50 years? Surely they deserve some sort of award?
And before the folk rock legends take to the stage, Hands Up For Trad do just that, recognising the quintet’s long service to the folk community.
There’s also mention made of their producing two of the finest ever songs of that genre. One will be played later on, the other – presumably Sandy Denny’s ‘Who Knows Where The Time Goes’ – not, for obvious reasons.
Despite this, and the fact that there’s only one original member left – Simon Nicol – his bandmates still have over a century’s worth of traditional music behind them.
Nicol remarks on how the band started by bringing traditional tunes up-to-date, and how they moved on to “disguising new songs as centuries old” before introducing ‘Crazy Man Michael’, written by two departed members, Richard Thompson and Dave Swarbrick, who passed away last year.

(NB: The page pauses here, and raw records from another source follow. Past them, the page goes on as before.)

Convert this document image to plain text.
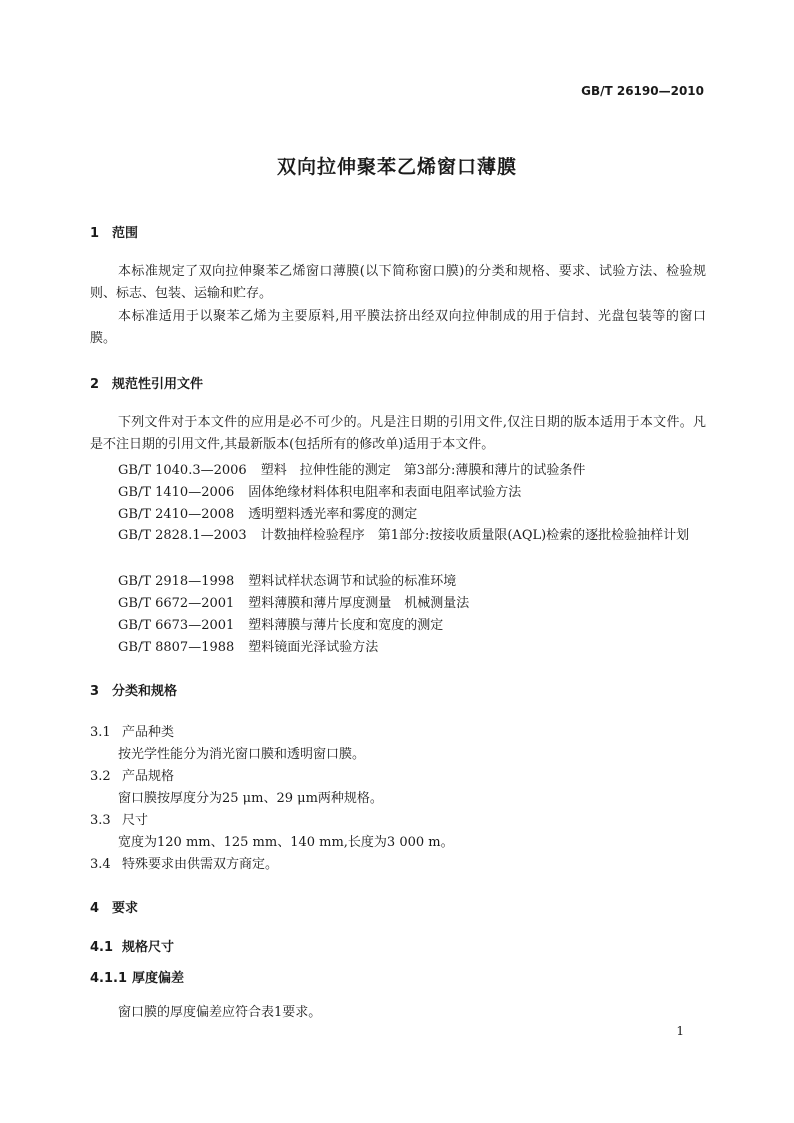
GB/T 26190—2010
双向拉伸聚苯乙烯窗口薄膜
1 范围
本标准规定了双向拉伸聚苯乙烯窗口薄膜(以下简称窗口膜)的分类和规格、要求、试验方法、检验规则、标志、包装、运输和贮存。
本标准适用于以聚苯乙烯为主要原料,用平膜法挤出经双向拉伸制成的用于信封、光盘包装等的窗口膜。
2 规范性引用文件
下列文件对于本文件的应用是必不可少的。凡是注日期的引用文件,仅注日期的版本适用于本文件。凡是不注日期的引用文件,其最新版本(包括所有的修改单)适用于本文件。
GB/T 1040.3—2006 塑料　拉伸性能的测定　第3部分:薄膜和薄片的试验条件
GB/T 1410—2006 固体绝缘材料体积电阻率和表面电阻率试验方法
GB/T 2410—2008 透明塑料透光率和雾度的测定
GB/T 2828.1—2003 计数抽样检验程序　第1部分:按接收质量限(AQL)检索的逐批检验抽样计划
GB/T 2918—1998 塑料试样状态调节和试验的标准环境
GB/T 6672—2001 塑料薄膜和薄片厚度测量　机械测量法
GB/T 6673—2001 塑料薄膜与薄片长度和宽度的测定
GB/T 8807—1988 塑料镜面光泽试验方法
3 分类和规格
3.1 产品种类
按光学性能分为消光窗口膜和透明窗口膜。
3.2 产品规格
窗口膜按厚度分为25 μm、29 μm两种规格。
3.3 尺寸
宽度为120 mm、125 mm、140 mm,长度为3 000 m。
3.4 特殊要求由供需双方商定。
4 要求
4.1 规格尺寸
4.1.1 厚度偏差
窗口膜的厚度偏差应符合表1要求。
1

However, there is new material aplenty – Myths and Heroes’ is four years old, but in a span of a 50-year back catalogue, that’s practically last week. What is obvious is the spirit and verve still possessed by the individual members, some of them well beyond pensionable age. The range of material, for a band that defines folk-rock, is wide-ranging – often resembling a jiggy version of Jethro Tull, they mix it up too with ‘Portmerrion’, a rather lovely fiddle-driven instrumental; ‘Devil’s Work’ a perhaps ill-advised tune about DIY (!); and the traditional anti-war ballad ‘John Condon’.
There’s a further delve into the back catalogue to end with ‘Matty Groves’ – “It was old when we started playing it so imagine how creaking it is now” – and then they’re done, save for an encore – a rousing ‘Meet Me On The Ledge’, presumably one of the two tunes referred to and one that cannot be ignored by band or fans. And for those supporters who have stuck with Fairport Convention throughout the decades, just reward.